Дементий ожидал, что сейчас же все засмеются над Буреломом, но никто не смеялся, и это молчание Дементий так истолковал: сегодня все объединились против него, поддержки ждать неоткуда. Чувствуя свою неуязвимость, Бурелом сначала оглянулся на всех невинными глазами, затем произнес, как будто жалея Дементия:

— Во, видите, что делает зависть с человеком… Куда это годится!

От такой несправедливости Дементий готов был вцепиться в Буреломовы космы, потому что кто-кто, а Бурелом бы лучше сидел и молчал в тряпочку. Так нет, и он туда же! Дементий понимал, что злостью ничего не возьмешь, надо попытать Бурелома, и он сам себя посадит в калошу.

— Пусть он ответит на мой вопрос, — потребовал Дементий, обращаясь к сидевшим за столом.

— Дядя Афанас, ответь ему, — попросил бригадир. Тон, которым сказал бригадир, не понравился Дементию — видно было, что бригадир на стороне Бурелома, а не Дементия.

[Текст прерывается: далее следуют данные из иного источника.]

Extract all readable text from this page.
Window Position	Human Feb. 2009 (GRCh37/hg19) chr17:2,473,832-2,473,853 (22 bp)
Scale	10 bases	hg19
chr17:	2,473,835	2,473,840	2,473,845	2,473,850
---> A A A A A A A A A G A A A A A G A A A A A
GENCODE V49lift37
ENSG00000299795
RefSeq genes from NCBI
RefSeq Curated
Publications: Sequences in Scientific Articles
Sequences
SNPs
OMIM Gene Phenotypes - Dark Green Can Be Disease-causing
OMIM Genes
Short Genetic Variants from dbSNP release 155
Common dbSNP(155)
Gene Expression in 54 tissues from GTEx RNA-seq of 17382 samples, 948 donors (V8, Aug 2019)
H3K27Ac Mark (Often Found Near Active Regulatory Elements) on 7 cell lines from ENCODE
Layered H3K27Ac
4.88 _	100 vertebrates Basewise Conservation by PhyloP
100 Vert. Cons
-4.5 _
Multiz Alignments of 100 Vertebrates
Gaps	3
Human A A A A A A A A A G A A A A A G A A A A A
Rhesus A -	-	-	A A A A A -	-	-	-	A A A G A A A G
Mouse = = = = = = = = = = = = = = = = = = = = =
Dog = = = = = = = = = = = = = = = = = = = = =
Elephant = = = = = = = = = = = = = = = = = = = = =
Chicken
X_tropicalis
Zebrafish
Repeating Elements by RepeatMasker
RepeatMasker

Бурелом, не вставая с места, сказал:

— А что тут отвечать? На этом ходке бригадир ездит, а на санях вся Белая падь. И сани и ходок колхозные.

— Ты лучше скажи, сколько времени бригадир упрашивал тебя отдать колхозу ходок?

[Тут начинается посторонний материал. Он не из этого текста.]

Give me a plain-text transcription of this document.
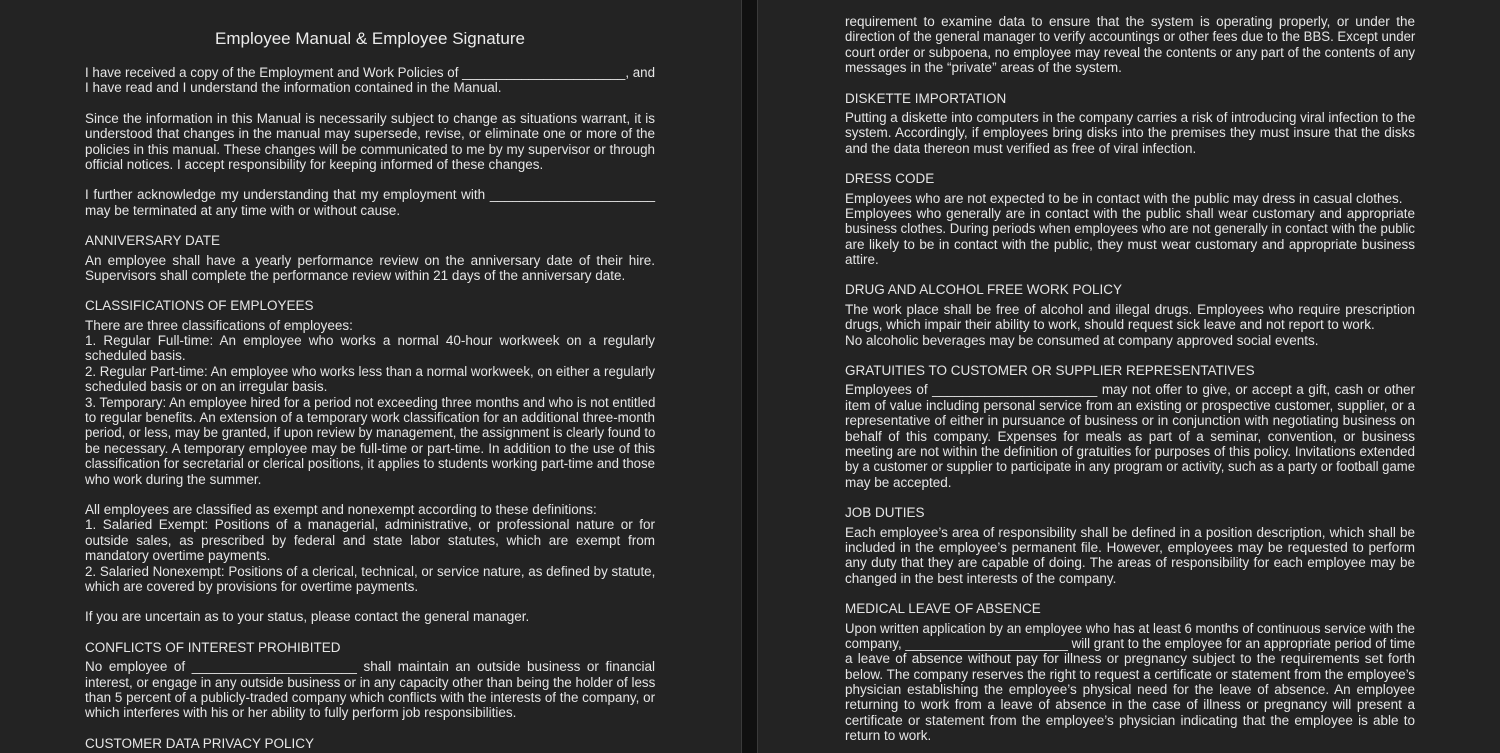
Employee Manual & Employee Signature
I have received a copy of the Employment and Work Policies of ______________________, and
I have read and I understand the information contained in the Manual.
Since the information in this Manual is necessarily subject to change as situations warrant, it is
understood that changes in the manual may supersede, revise, or eliminate one or more of the
policies in this manual. These changes will be communicated to me by my supervisor or through
official notices. I accept responsibility for keeping informed of these changes.
I further acknowledge my understanding that my employment with ______________________
may be terminated at any time with or without cause.
ANNIVERSARY DATE
An employee shall have a yearly performance review on the anniversary date of their hire.
Supervisors shall complete the performance review within 21 days of the anniversary date.
CLASSIFICATIONS OF EMPLOYEES
There are three classifications of employees:
1. Regular Full-time: An employee who works a normal 40-hour workweek on a regularly
scheduled basis.
2. Regular Part-time: An employee who works less than a normal workweek, on either a regularly
scheduled basis or on an irregular basis.
3. Temporary: An employee hired for a period not exceeding three months and who is not entitled
to regular benefits. An extension of a temporary work classification for an additional three-month
period, or less, may be granted, if upon review by management, the assignment is clearly found to
be necessary. A temporary employee may be full-time or part-time. In addition to the use of this
classification for secretarial or clerical positions, it applies to students working part-time and those
who work during the summer.
All employees are classified as exempt and nonexempt according to these definitions:
1. Salaried Exempt: Positions of a managerial, administrative, or professional nature or for
outside sales, as prescribed by federal and state labor statutes, which are exempt from
mandatory overtime payments.
2. Salaried Nonexempt: Positions of a clerical, technical, or service nature, as defined by statute,
which are covered by provisions for overtime payments.
If you are uncertain as to your status, please contact the general manager.
CONFLICTS OF INTEREST PROHIBITED
No employee of ______________________ shall maintain an outside business or financial
interest, or engage in any outside business or in any capacity other than being the holder of less
than 5 percent of a publicly-traded company which conflicts with the interests of the company, or
which interferes with his or her ability to fully perform job responsibilities.
CUSTOMER DATA PRIVACY POLICY
requirement to examine data to ensure that the system is operating properly, or under the
direction of the general manager to verify accountings or other fees due to the BBS. Except under
court order or subpoena, no employee may reveal the contents or any part of the contents of any
messages in the “private” areas of the system.
DISKETTE IMPORTATION
Putting a diskette into computers in the company carries a risk of introducing viral infection to the
system. Accordingly, if employees bring disks into the premises they must insure that the disks
and the data thereon must verified as free of viral infection.
DRESS CODE
Employees who are not expected to be in contact with the public may dress in casual clothes.
Employees who generally are in contact with the public shall wear customary and appropriate
business clothes. During periods when employees who are not generally in contact with the public
are likely to be in contact with the public, they must wear customary and appropriate business
attire.
DRUG AND ALCOHOL FREE WORK POLICY
The work place shall be free of alcohol and illegal drugs. Employees who require prescription
drugs, which impair their ability to work, should request sick leave and not report to work.
No alcoholic beverages may be consumed at company approved social events.
GRATUITIES TO CUSTOMER OR SUPPLIER REPRESENTATIVES
Employees of ______________________ may not offer to give, or accept a gift, cash or other
item of value including personal service from an existing or prospective customer, supplier, or a
representative of either in pursuance of business or in conjunction with negotiating business on
behalf of this company. Expenses for meals as part of a seminar, convention, or business
meeting are not within the definition of gratuities for purposes of this policy. Invitations extended
by a customer or supplier to participate in any program or activity, such as a party or football game
may be accepted.
JOB DUTIES
Each employee’s area of responsibility shall be defined in a position description, which shall be
included in the employee’s permanent file. However, employees may be requested to perform
any duty that they are capable of doing. The areas of responsibility for each employee may be
changed in the best interests of the company.
MEDICAL LEAVE OF ABSENCE
Upon written application by an employee who has at least 6 months of continuous service with the
company, ______________________ will grant to the employee for an appropriate period of time
a leave of absence without pay for illness or pregnancy subject to the requirements set forth
below. The company reserves the right to request a certificate or statement from the employee’s
physician establishing the employee’s physical need for the leave of absence. An employee
returning to work from a leave of absence in the case of illness or pregnancy will present a
certificate or statement from the employee’s physician indicating that the employee is able to
return to work.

— Два года, — ответил Бурелом, не видя в этом ничего такого, что могло бы бросить на него тень.

— А во что ты хотел запрягать?

— Коня бы купил.

— Коня бы купил… — качая головой и кривя рот, произнес Дементий. — Колхознику коня не положено.

— За ходок и за сани не цепляйся, — ответил Бурелом. — Я себе еще сани и ходок сделаю. И коня куплю. Как пойду на пенсию, так и куплю. Пенсионеру разрешается!

— Почему это никто на Белой пади коня не собирается покупать, а только ты один?

— Коней люблю.

— Ты не коней любишь, ты по старой жизни скучаешь!

И опять никто не поддержал Дементия. Правда было и то, что Бурелом любил коней. Как-то приключилась с ним горячка, так он в Муруйской больнице из матраса клочьями выдергивал вату, разбрасывал ее как будто сено и кричал: «Ешьте, кони! Ешьте!»

— Я вижу, у тебя заступников много, — сказал Дементий, — сидят — воды в рот набрали. Тогда, может, скажешь, для чего на стайке плуг двухлемешный держишь?

— Хватит перепираться, — сказал бригадир. — Так мы до утра будем сидеть.

— Пусть говорит, — разрешил председатель. О Буреломе он слышал только как о хорошем шорнике и бригадном стороже, у которого ничего на один грамм не пропадет, а то, что говорил про него Дементий, для председателя было новостью. Он что-то записал себе в блокнотик и, ожидая, что скажет Бурелом, смотрел на него с таким же интересом, как до этого смотрел на Дементия. Бурелом, конечно, видел этот взгляд, но нисколько не смутился, потому что смущаться было не от чего: во-первых, председатель вроде как весело смотрел на Бурелома; во-вторых, ответ Бурелому не надо выдумывать — Бурелом с самого начала знает, для чего он держит на стайке конный плуг; в третьих, плуг у него лежит не с двадцать девятого года, когда началась коллективизация, а с пятидесятого. Давненько, правда, хранит он плуг — двенадцать лет, и просмеять могут. Сначала Бурелом хранил плуг в амбаре и строго-настрого наказал жене и детям не рассказывать об этом в деревне. Но когда стало известно, что Бурелом прячет в амбаре плуг, то он, чтобы над ним не смеялись лишнего, перенес плуг на стайку. Состарится Бурелом, снимет плужок со стайки, будет пахать в огороде — не надо ему никакого трактора. Трактор чем плох: пашет где надо и где не надо. Вдоль прясла была у Бурелома широкая межа, по сторонам дорожки, как и у Петра Ивановича, лужайка, хоть с ведрами, хоть так идти по дорожке приятно, а трактористы, как-то недоглядел Бурелом, вспахали и межу, и дорожку! Бурелом все лето ругал трактористов: по вспаханному потом какая дорожка! Один раз прясло задели, другой раз вспахали близко к колодцу. На одном месте развернется — яма! Чужое, оно и есть чужое…

Бурелому вопрос задали:

— Как же ты на двухлемешном плуге одним конем пахать будешь?

— Другого коня в бригаде возьму.

— Скоро коней не останется!

— На мой век хватит.

Бурелом ни за что не согласен, что когда-то коней не будет. Он готов расстаться с тракторами и машинами, а кони — чтоб были.

— Вот он такой и есть, — сказал бригадир и кивнул на Дементия, — мы говорим про него, а он про кого-нибудь другого. Я, честное слово, удивляюсь, как удалось Василию Емельяновичу поймать Лохова. Ведь он из любых сетей выскочит!